The Class A notes in Westlake's new deal benefit from total initial credit enhancement of 43.5%, a 100 basis point climb above the 42.5% level from its prior a transaction in July. There are two senior tranches: a $161 million money-market tranche and a $283.57 three-year tranche with a provisional AAA rating from S&P Global and Kroll Bond Rating Agency.

Subordination levels are higher due to the first-time inclusion of a sixth note class (the $42.5 million Class F tranche) to Westlake's standard securitization capital stack.

In its presale report, S&P stated the while the deal has “overall” collateral characteristics stronger than Westlake’s prior deal, such as more loans originated and acquired from franchise dealers instead of riskier independent lots, 2018-1 is “weaker in other characteristics, including loan-to-value, debt-to-income and payment-to-income.”
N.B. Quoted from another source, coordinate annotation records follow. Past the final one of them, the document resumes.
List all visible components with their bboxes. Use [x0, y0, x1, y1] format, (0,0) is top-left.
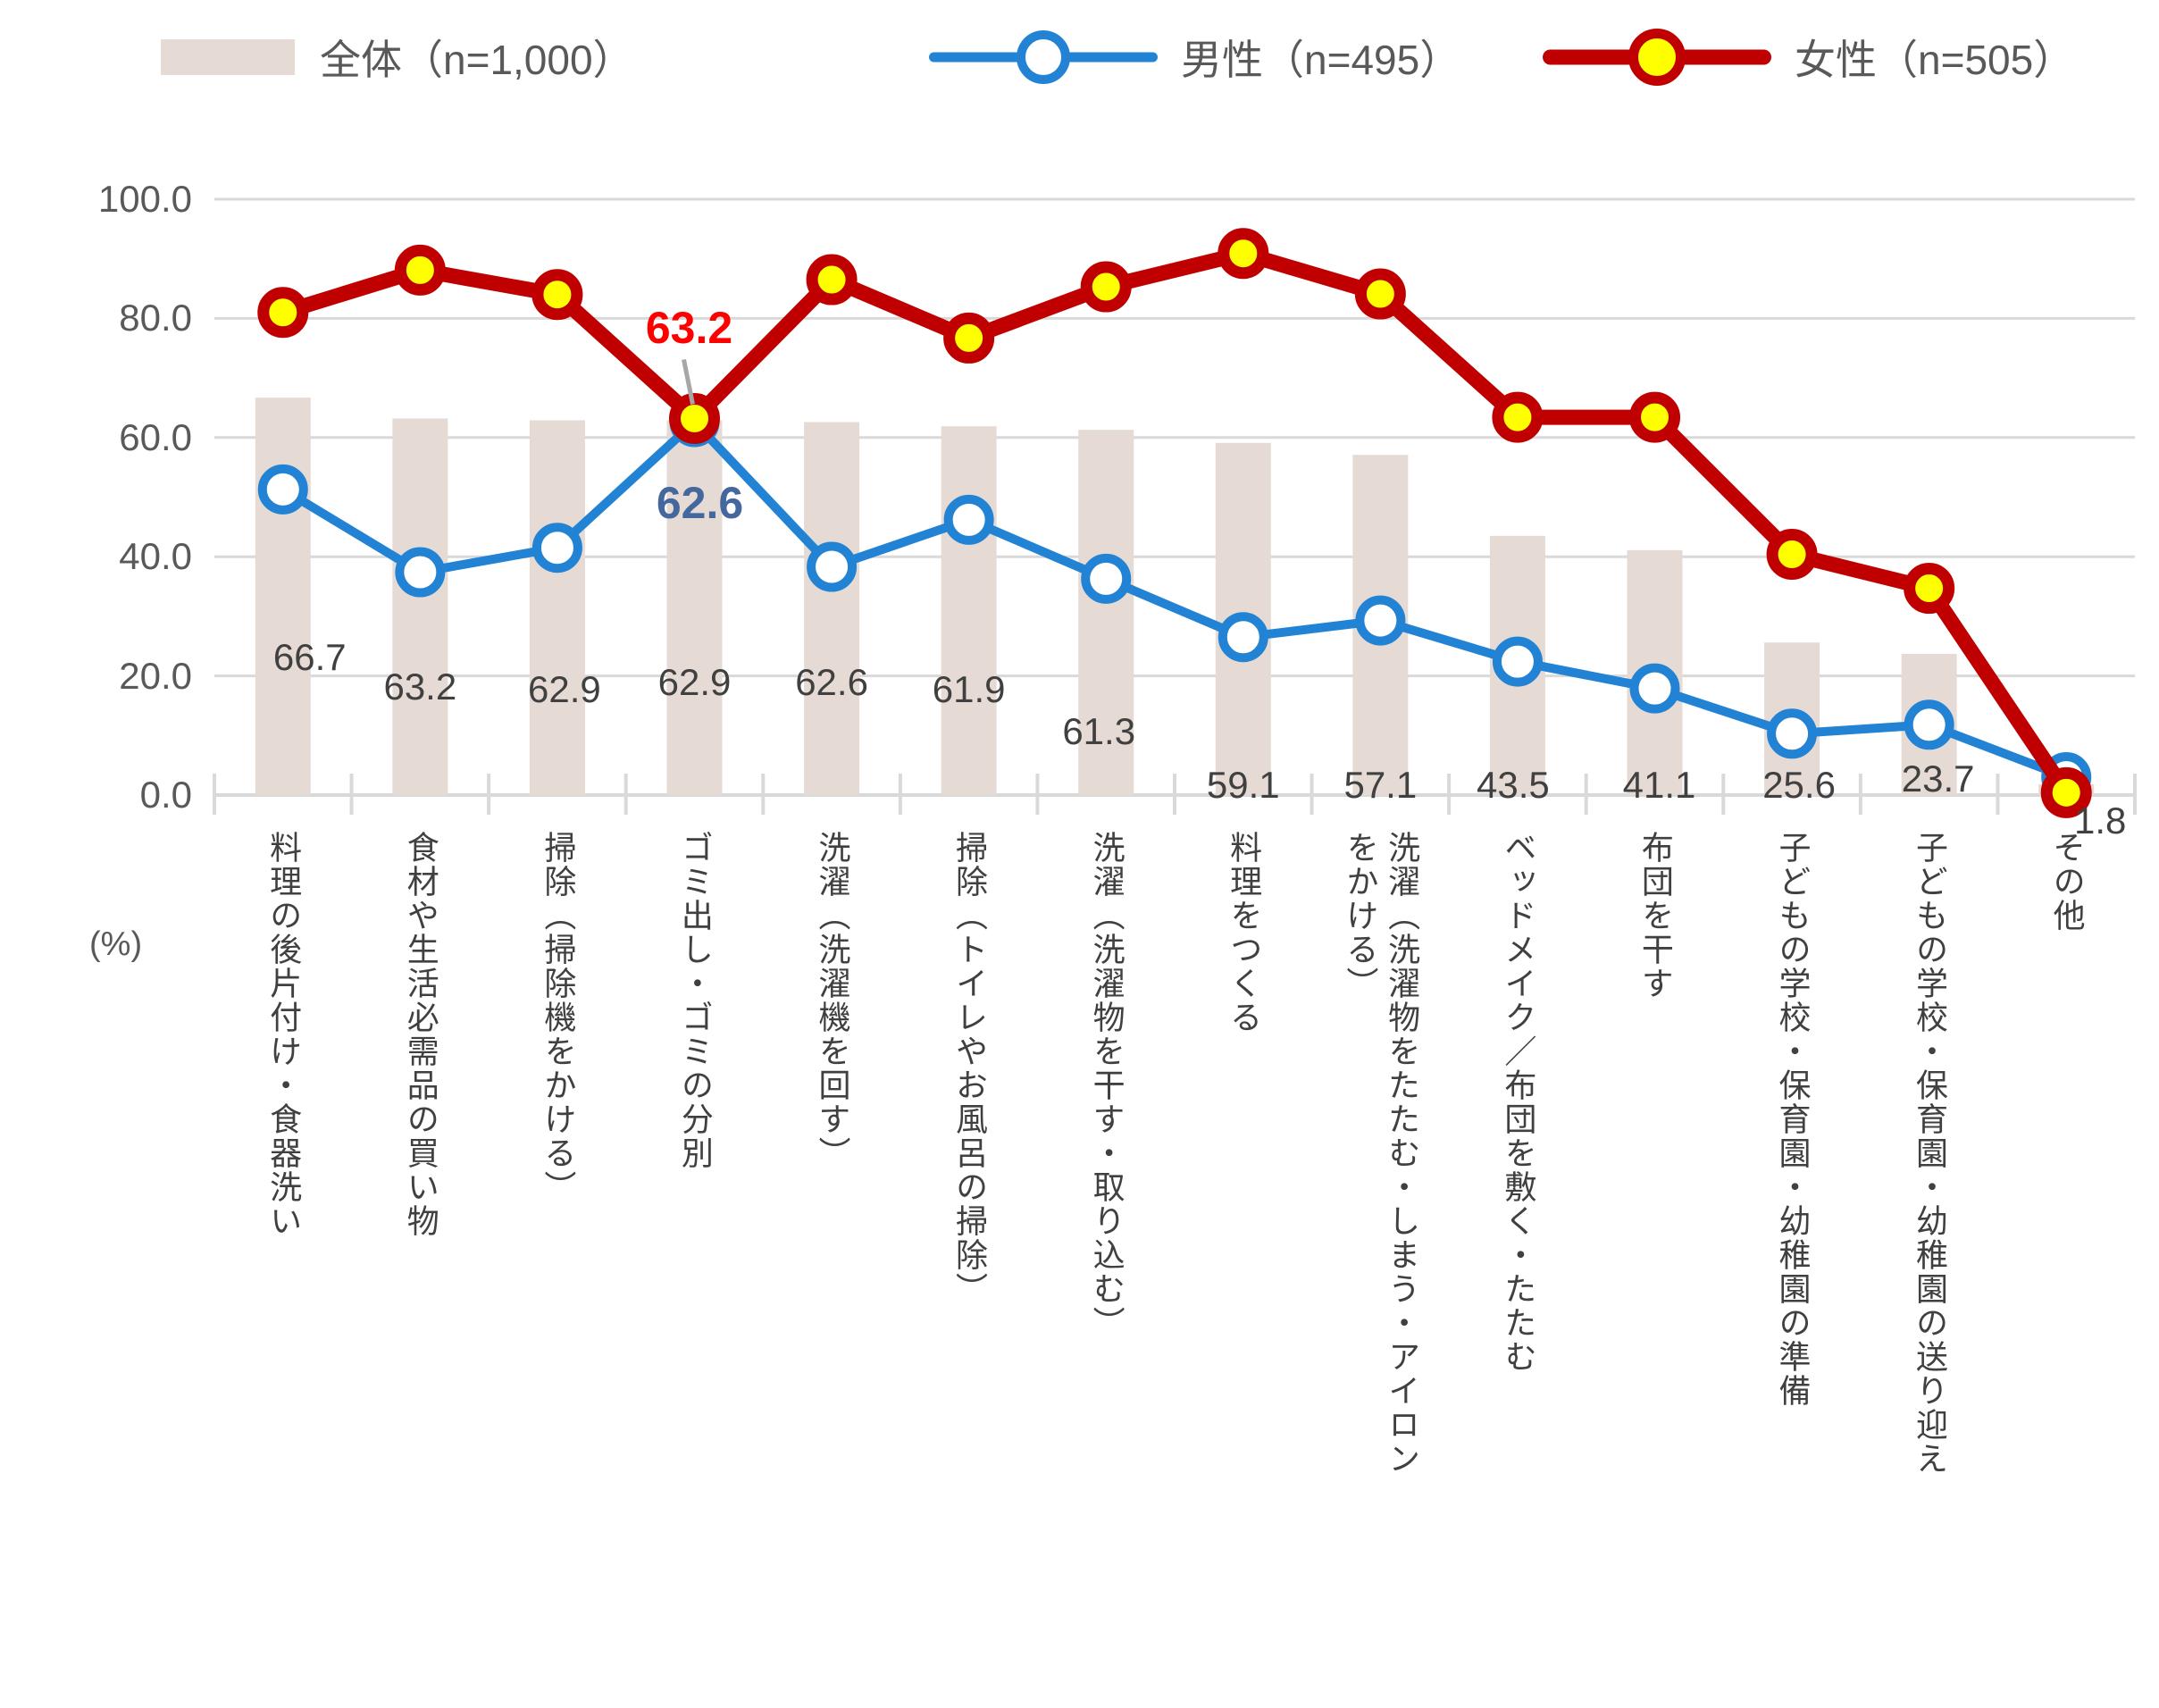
legend-item-male: 男性（n=495）	[929, 25, 1460, 89]
female-marker	[806, 254, 858, 306]
category-label: 料理の後片付け・食器洗い	[265, 831, 303, 1238]
legend-label-male: 男性（n=495）	[1181, 37, 1461, 83]
y-tick-label: 100.0	[97, 178, 192, 220]
male-marker	[257, 464, 308, 515]
female-marker	[1904, 563, 1955, 615]
female-marker	[2040, 766, 2092, 818]
legend-item-total: 全体（n=1,000）	[161, 25, 634, 89]
bar-value-label: 63.2	[383, 666, 457, 707]
legend: 全体（n=1,000） 男性（n=495） 女性（n=505）	[0, 25, 2159, 96]
female-marker	[669, 392, 720, 444]
legend-item-female: 女性（n=505）	[1543, 25, 2074, 89]
male-value-annotation: 62.6	[656, 478, 744, 529]
female-marker	[1629, 391, 1680, 443]
male-line-swatch-icon	[929, 30, 1158, 84]
bar-value-label: 66.7	[272, 636, 347, 678]
bar-value-label: 43.5	[1477, 764, 1550, 806]
male-marker	[1492, 636, 1543, 687]
total-bar	[666, 420, 723, 795]
bar-value-label: 62.9	[657, 661, 732, 703]
male-marker	[1218, 612, 1268, 663]
category-label: 洗濯（洗濯物を干す・取り込む）	[1088, 831, 1126, 1340]
total-bar	[1078, 430, 1134, 795]
female-marker	[531, 269, 583, 321]
bar-value-label: 23.7	[1901, 758, 1975, 800]
category-label: 洗濯（洗濯物をたたむ・しまう・アイロンをかける）	[1342, 831, 1421, 1476]
y-tick-label: 40.0	[119, 535, 192, 578]
bar-value-label: 62.6	[795, 661, 868, 703]
male-marker	[1629, 663, 1680, 714]
female-marker	[1354, 268, 1406, 320]
category-label: 掃除（掃除機をかける）	[540, 831, 577, 1204]
total-bar	[255, 398, 311, 795]
female-line-swatch-icon	[1543, 29, 1771, 86]
bar-value-label: 57.1	[1343, 764, 1418, 806]
category-label: 食材や生活必需品の買い物	[402, 831, 439, 1238]
total-bar	[941, 426, 997, 795]
bar-value-label: 62.9	[528, 668, 601, 710]
category-label: ゴミ出し・ゴミの分別	[676, 831, 714, 1170]
female-marker	[943, 312, 995, 364]
total-bar	[529, 420, 585, 795]
bar-value-label: 61.3	[1062, 710, 1136, 752]
female-value-annotation: 63.2	[645, 303, 733, 354]
total-bar	[392, 418, 448, 795]
y-tick-label: 20.0	[119, 654, 192, 697]
category-label: 掃除（トイレやお風呂の掃除）	[951, 831, 989, 1306]
female-line	[280, 246, 2073, 798]
category-label: 布団を干す	[1636, 831, 1674, 1001]
bar-value-label: 25.6	[1762, 764, 1836, 806]
legend-label-total: 全体（n=1,000）	[320, 37, 634, 83]
bar-value-label: 61.9	[932, 668, 1006, 710]
female-marker	[1492, 391, 1544, 443]
male-marker	[807, 541, 858, 592]
axis-unit-label: (%)	[89, 925, 143, 963]
bar-value-label: 59.1	[1206, 764, 1280, 806]
male-marker	[395, 547, 446, 598]
y-tick-label: 60.0	[119, 415, 192, 458]
female-marker	[1080, 261, 1132, 313]
female-marker	[1766, 529, 1818, 581]
annotation-leader-line	[682, 358, 695, 405]
male-marker	[531, 523, 582, 574]
category-label: 洗濯（洗濯機を回す）	[814, 831, 851, 1170]
category-label: ベッドメイク／布団を敷く・たたむ	[1500, 831, 1537, 1374]
category-label: 子どもの学校・保育園・幼稚園の準備	[1774, 831, 1812, 1408]
y-tick-label: 80.0	[119, 297, 192, 339]
male-marker	[943, 494, 994, 545]
total-bar-swatch-icon	[161, 39, 295, 75]
female-marker	[257, 287, 309, 339]
female-marker	[1218, 228, 1269, 280]
category-label: 子どもの学校・保育園・幼稚園の送り迎え	[1912, 831, 1949, 1476]
category-label: 料理をつくる	[1226, 831, 1263, 1034]
male-marker	[1355, 595, 1406, 646]
male-marker	[1767, 708, 1818, 759]
legend-label-female: 女性（n=505）	[1795, 37, 2075, 83]
bar-value-label: 1.8	[2074, 800, 2127, 841]
total-bar	[804, 422, 860, 795]
bar-value-label: 41.1	[1622, 764, 1696, 806]
male-marker	[1904, 699, 1954, 750]
y-tick-label: 0.0	[139, 774, 192, 816]
female-marker	[394, 244, 446, 296]
male-marker	[1081, 553, 1132, 604]
category-label: その他	[2048, 831, 2086, 933]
S&P is assigning the same cumulative net-loss projection range of 13-13.5% on the lender’s 15th overall securitization that was tacked on to its 2017-2 deal. Kroll Bond Rating Agency (which did not rate either of Westlake's 2017 securitizations) has established a base-case loss expectation of 12.5%-14.5% on the deal.

Borrowers are taking out longer loans (average original terms of 54.9 months – another platform peak level) and at a higher LTV ratio (109.83%) than Westlake’s previous transaction (106.91%).

But a smaller percentage of loans (12.2%) were issued to borrowers with FICOs under 540, compared with 15.86% and 14.86% in the two prior deals. The overall weighted average borrower FICO is also higher (602 versus 596) and more loans were underwritten through its midlevel credit-tier Gold program (37.34% from 35.44%) than last year.

Westlake has seen improvements in the delinquency and net loss performance of its $4.2 billion managed portfolio. The total delinquencies of 4.72% (as of the Oct. 31 last year) was down from 5.49% at the same point in 2016. Net losses were also down to 7.35% from 8.85%.

Investors also need to be mindful of regulatory risk. The company is under investigation by the Securities and Exchange Commission after receiving a subpoena in September 2016 to produce documents regarding its underwriting and servicing practices, That includes the controversial use of “kill” switches to disable and repossess cars from delinquent buyers.

The document requests include all offering materials and communications related to asset-backed securities issued Jan. 1, 2014.